Edward Bulwer-Lytton: The Last Days of Pompeii

BOOK THE FOURTH
2. Chapter II (continued)

'It is not for thee to silence them,' replied Apaecides, haughtily.

'So hot!--yet I will not quarrel with thee. Why, my Apaecides, has not the Egyptian convinced thee of the necessity of our dwelling together in unity? Has he not convinced thee of the wisdom of deluding the people and enjoying ourselves? If not, oh, brother! he is not that great magician he is esteemed.'

'Thou, then, hast shared his lessons?' said Apaecides, with a hollow smile.

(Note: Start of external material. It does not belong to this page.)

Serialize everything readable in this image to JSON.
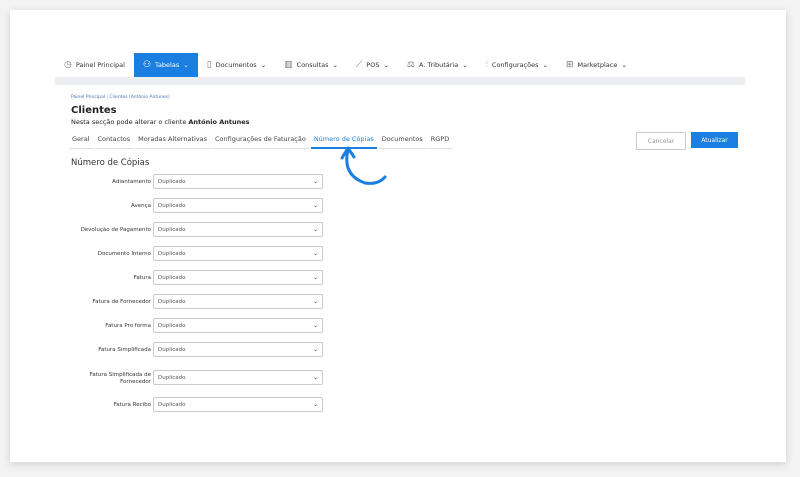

'Ay! but I stood less in need of them than thou. Nature had already gifted me with the love of pleasure, and the desire of gain and power. Long is the way that leads the voluptuary to the severities of life; but it is only one step from pleasant sin to sheltering hypocrisy. Beware the vengeance of the goddess, if the shortness of that step be disclosed!'

'Beware, thou, the hour when the tomb shall be rent and the rottenness exposed,' returned Apaecides, solemnly. 'Vale!'

With these words he left the flamen to his meditations. When he got a few paces from the temple, he turned to look back. Calenus had already disappeared in the entry room of the priests, for it now approached the hour of that repast which, called prandium by the ancients, answers in point of date to the breakfast of the moderns. The white and graceful fane gleamed brightly in the sun. Upon the altars before it rose the incense and bloomed the garlands. The priest gazed long and wistfully upon the scene--it was the last time that it was ever beheld by him!

He then turned and pursued his way slowly towards the house of Ione; for before possibly the last tie that united them was cut in twain--before the uncertain peril of the next day was incurred, he was anxious to see his last surviving relative, his fondest as his earliest friend.

He arrived at her house, and found her in the garden with Nydia.